“What can this be in the foggy foggy forest?”
This is an original and enjoyable book by the prolific Nick Sharratt It has no real plot, but the word play and interesting use of shadows in the illustrations give you plenty to think about. It’s a rhyming question and answer format, and with each page turn you discover the answer to ‘what can this be?’
So far, so straightforward, but the illustrations are in varying shades of grey, giving the reader the chance to get what will be revealed in colour on the next page. Even more cleverly, the shadow of the next character can be dimly seen behind the darker shadow in front. So if you look at the image above, on the right you can see the dark shape of “three brown bears in picnic chairs”. Behind it, if you look above Baby Bear’s head, you can just about make out the dress of the “fairy queen on a trampoline”, and behind that you can see the curl of the unicorn’s (French) horn. Just like the way objects move mysteriously out of dense fog. Clever, eh?

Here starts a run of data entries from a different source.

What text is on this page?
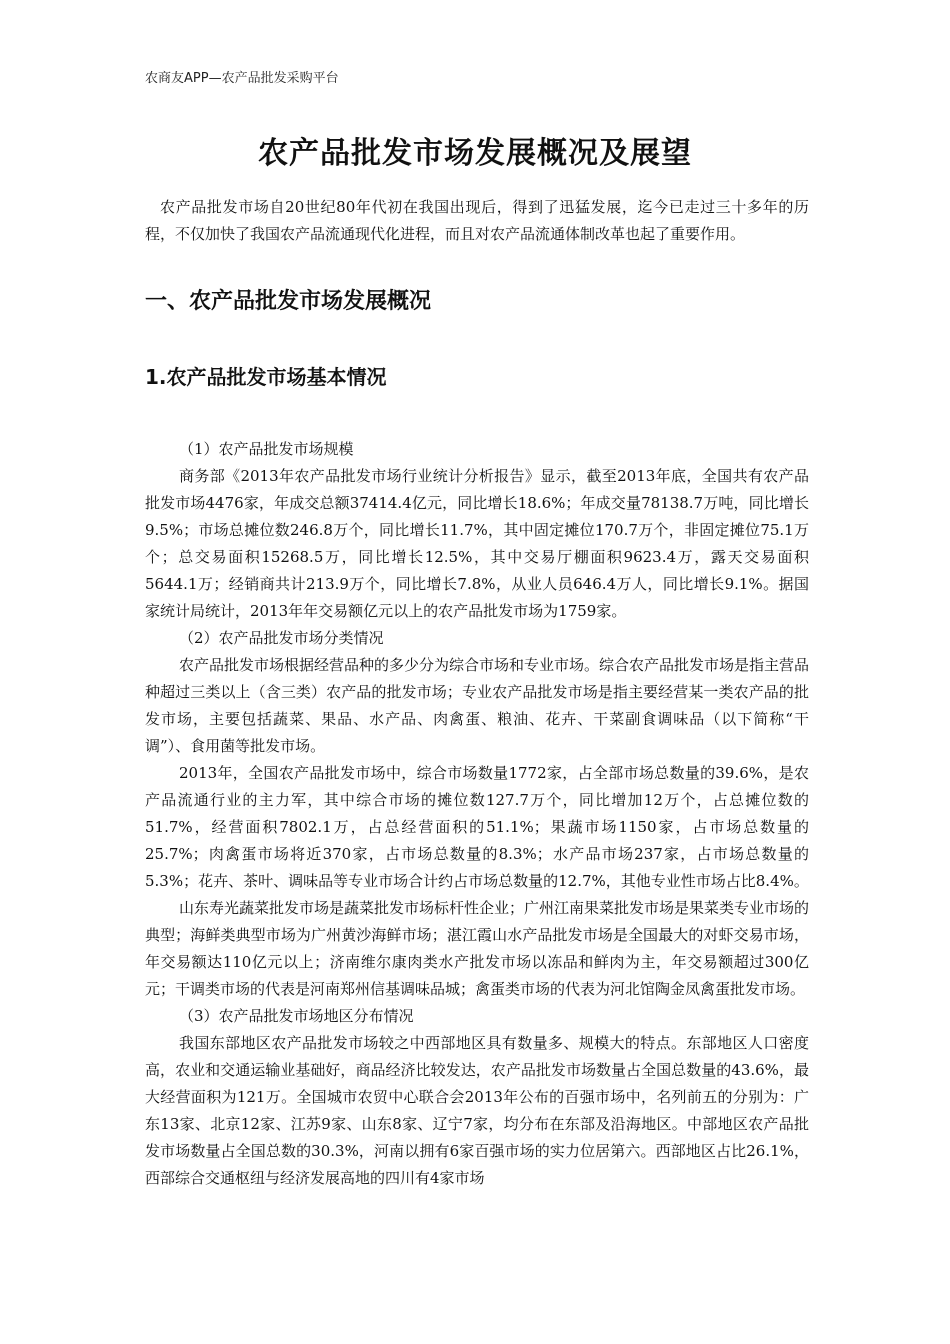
农商友APP—农产品批发采购平台
农产品批发市场发展概况及展望

农产品批发市场自20世纪80年代初在我国出现后，得到了迅猛发展，迄今已走过三十多年的历程，不仅加快了我国农产品流通现代化进程，而且对农产品流通体制改革也起了重要作用。

一、农产品批发市场发展概况
1.农产品批发市场基本情况

（1）农产品批发市场规模

商务部《2013年农产品批发市场行业统计分析报告》显示，截至2013年底，全国共有农产品批发市场4476家，年成交总额37414.4亿元，同比增长18.6%；年成交量78138.7万吨，同比增长9.5%；市场总摊位数246.8万个，同比增长11.7%，其中固定摊位170.7万个，非固定摊位75.1万个；总交易面积15268.5万，同比增长12.5%，其中交易厅棚面积9623.4万，露天交易面积5644.1万；经销商共计213.9万个，同比增长7.8%，从业人员646.4万人，同比增长9.1%。据国家统计局统计，2013年年交易额亿元以上的农产品批发市场为1759家。

（2）农产品批发市场分类情况

农产品批发市场根据经营品种的多少分为综合市场和专业市场。综合农产品批发市场是指主营品种超过三类以上（含三类）农产品的批发市场；专业农产品批发市场是指主要经营某一类农产品的批发市场，主要包括蔬菜、果品、水产品、肉禽蛋、粮油、花卉、干菜副食调味品（以下简称“干调”）、食用菌等批发市场。

2013年，全国农产品批发市场中，综合市场数量1772家，占全部市场总数量的39.6%，是农产品流通行业的主力军，其中综合市场的摊位数127.7万个，同比增加12万个，占总摊位数的51.7%，经营面积7802.1万，占总经营面积的51.1%；果蔬市场1150家，占市场总数量的25.7%；肉禽蛋市场将近370家，占市场总数量的8.3%；水产品市场237家，占市场总数量的5.3%；花卉、茶叶、调味品等专业市场合计约占市场总数量的12.7%，其他专业性市场占比8.4%。

山东寿光蔬菜批发市场是蔬菜批发市场标杆性企业；广州江南果菜批发市场是果菜类专业市场的典型；海鲜类典型市场为广州黄沙海鲜市场；湛江霞山水产品批发市场是全国最大的对虾交易市场，年交易额达110亿元以上；济南维尔康肉类水产批发市场以冻品和鲜肉为主，年交易额超过300亿元；干调类市场的代表是河南郑州信基调味品城；禽蛋类市场的代表为河北馆陶金凤禽蛋批发市场。

（3）农产品批发市场地区分布情况

我国东部地区农产品批发市场较之中西部地区具有数量多、规模大的特点。东部地区人口密度高，农业和交通运输业基础好，商品经济比较发达，农产品批发市场数量占全国总数量的43.6%，最大经营面积为121万。全国城市农贸中心联合会2013年公布的百强市场中，名列前五的分别为：广东13家、北京12家、江苏9家、山东8家、辽宁7家，均分布在东部及沿海地区。中部地区农产品批发市场数量占全国总数的30.3%，河南以拥有6家百强市场的实力位居第六。西部地区占比26.1%，西部综合交通枢纽与经济发展高地的四川有4家市场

This is also a fun book from a linguistic perspective. All children love silly rhymes, and there are some great and original ones in here, my personal favourite being the “ogre doing yoga”.

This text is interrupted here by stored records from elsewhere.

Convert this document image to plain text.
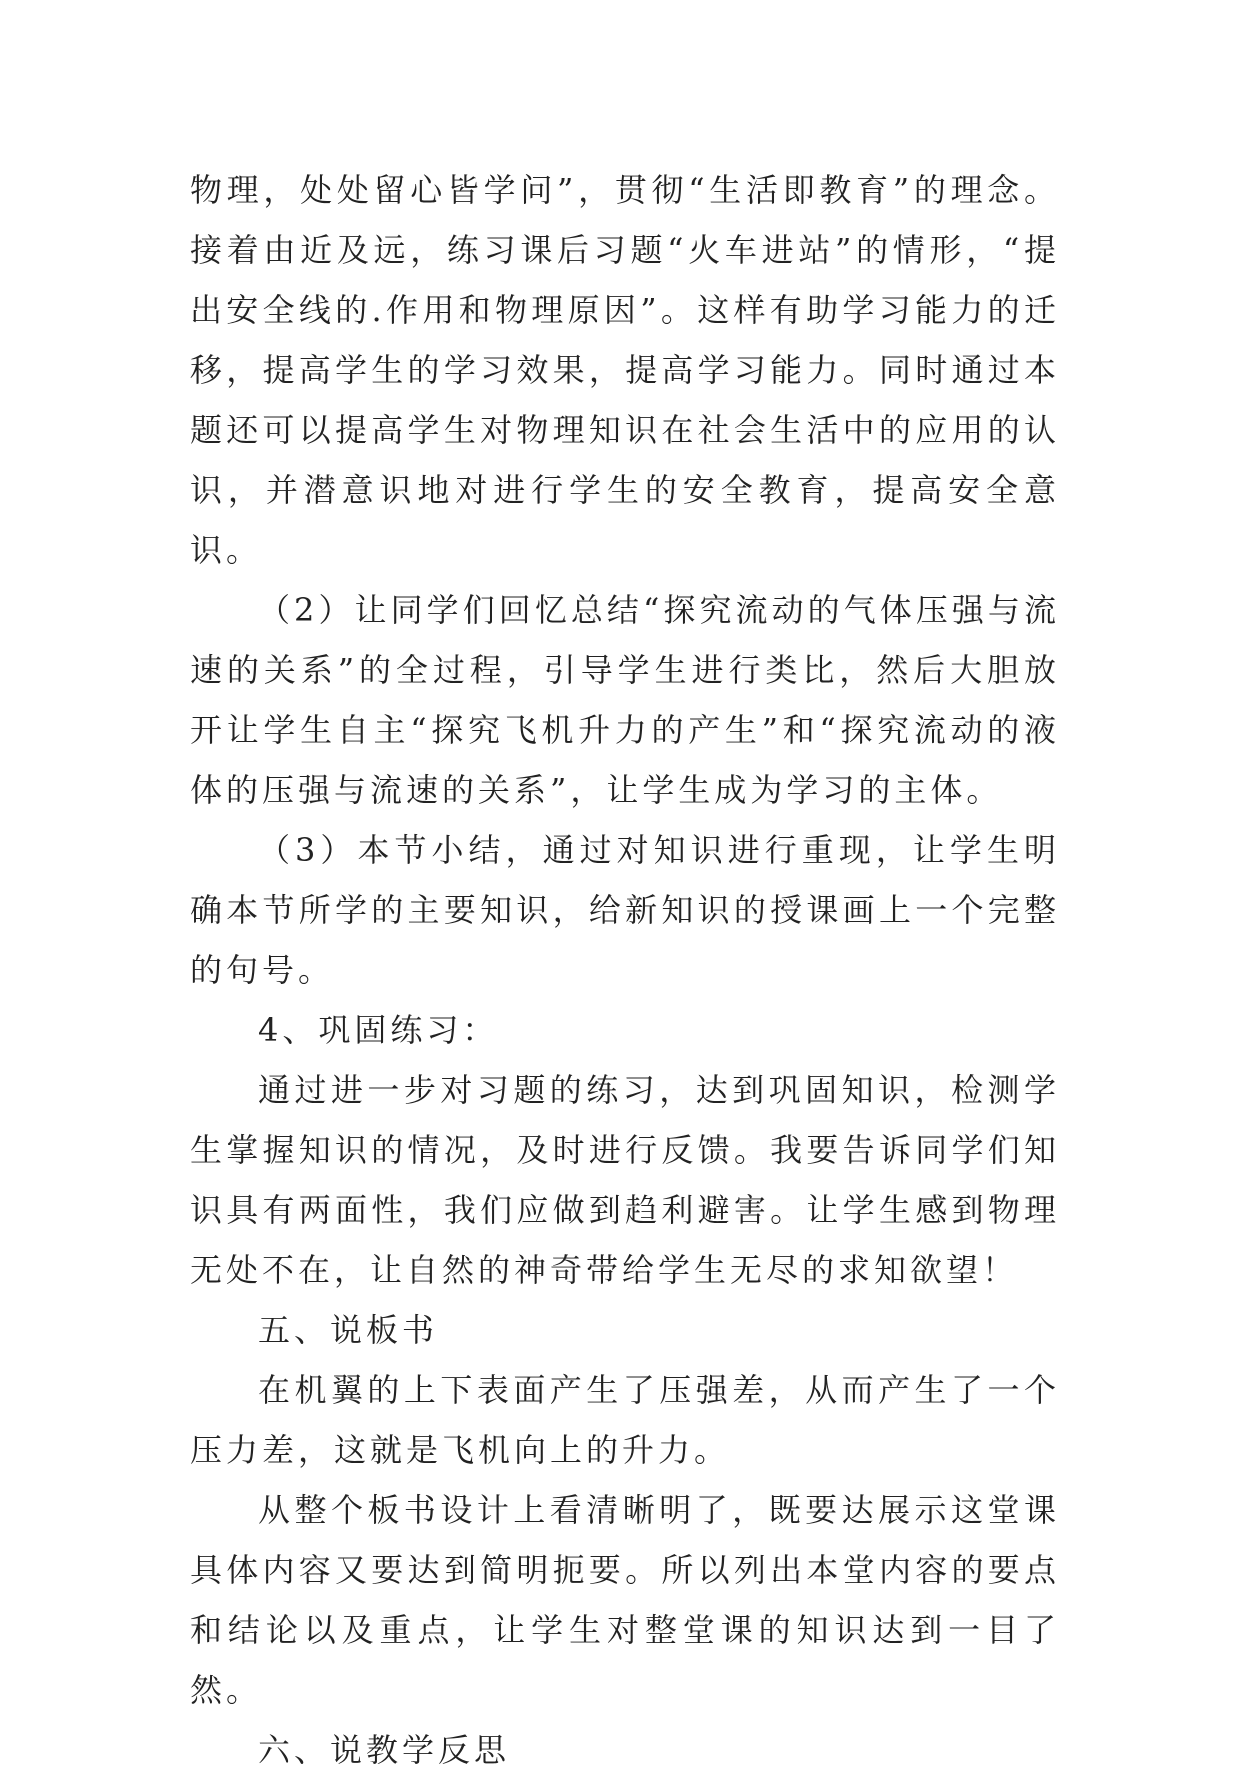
物理，处处留心皆学问”，贯彻“生活即教育”的理念。接着由近及远，练习课后习题“火车进站”的情形，“提出安全线的.作用和物理原因”。这样有助学习能力的迁移，提高学生的学习效果，提高学习能力。同时通过本题还可以提高学生对物理知识在社会生活中的应用的认识，并潜意识地对进行学生的安全教育，提高安全意识。

（2）让同学们回忆总结“探究流动的气体压强与流速的关系”的全过程，引导学生进行类比，然后大胆放开让学生自主“探究飞机升力的产生”和“探究流动的液体的压强与流速的关系”，让学生成为学习的主体。

（3）本节小结，通过对知识进行重现，让学生明确本节所学的主要知识，给新知识的授课画上一个完整的句号。

4、巩固练习：

通过进一步对习题的练习，达到巩固知识，检测学生掌握知识的情况，及时进行反馈。我要告诉同学们知识具有两面性，我们应做到趋利避害。让学生感到物理无处不在，让自然的神奇带给学生无尽的求知欲望！

五、说板书

在机翼的上下表面产生了压强差，从而产生了一个压力差，这就是飞机向上的升力。

从整个板书设计上看清晰明了，既要达展示这堂课具体内容又要达到简明扼要。所以列出本堂内容的要点和结论以及重点，让学生对整堂课的知识达到一目了然。

六、说教学反思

I’m not the only one who liked this book, as it won a number of awards in 2009 and 2010. If I have a criticism it’s that once you have enjoyed the gimmick and the words there is not much left to it; it’s a great book to borrow from the library but I can’t see it sustaining interest long-term. It’s therefore probably better, as a purchase at least, for younger children.
Overall though a very clever premise and an enjoyable read.